Arriva una presa di posizione ufficiale da parte della proprietà di Vetrerie Maccarinelli

Arriva una presa di posizione ufficiale da parte della proprietà di Vetrerie Maccarinelli in merito alla vertenza sindacale esplosa dopo l’annuncio della chiusura dello stabilimento di Travagliato. A intervenire è Francesca Maccarinelli, che a nome dell’azienda ha fornito una ricostruzione alternativa rispetto a quanto sostenuto nei giorni scorsi dal sindacato.

Nel comunicato diffuso, l’imprenditrice respinge con decisione le accuse, in particolare quelle relative alle modalità con cui sarebbero stati comunicati i licenziamenti. Secondo quanto precisato, non vi sarebbe stato alcun messaggio informale contenente la parola “licenziato”, ma una procedura articolata: una raccomandata inviata il 10 marzo 2026, seguita da ulteriori comunicazioni tramite WhatsApp ed e-mail il giorno successivo. Strumenti, viene sottolineato, già utilizzati abitualmente per le comunicazioni interne.

La società evidenzia inoltre come la decisione di cessare l’attività non sia stata improvvisa. Sempre secondo la versione aziendale, il sindacato era stato informato con anticipo dello stato di difficoltà, già nel corso del 2025. In particolare, vengono citati incontri avvenuti nel novembre dello scorso anno e ulteriori contatti tra gennaio e febbraio 2026, elementi che contrasterebbero con l’accusa di assenza di dialogo.

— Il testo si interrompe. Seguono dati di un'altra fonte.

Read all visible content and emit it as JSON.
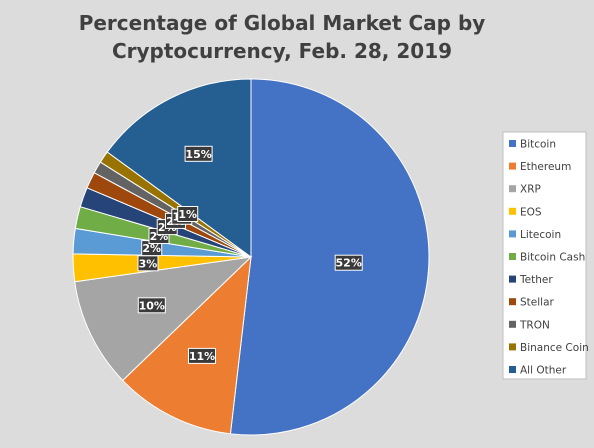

Non manca una critica diretta alle dichiarazioni di Andrea Cassago della Uiltec, ritenute dall’azienda non corrispondenti alla realtà e funzionali ad alimentare la tensione su una vicenda definita “umanamente delicata”.

Sul piano occupazionale, la proprietà precisa alcuni dettagli relativi ai lavoratori coinvolti: soltanto uno avrebbe maturato un’anzianità di servizio di 25 anni, mentre gli altri dipendenti presenterebbero periodi di impiego compresi tra i tre e i cinque anni, con un caso inferiore all’anno.

Infine, la società rivendica di aver comunque rispettato gli obblighi previsti, nonostante le difficoltà economiche, dichiarando di aver versato i contributi necessari per l’accesso alla Naspi e di aver riconosciuto l’indennità sostitutiva del preavviso, a tutela dei diritti economici dei dipendenti.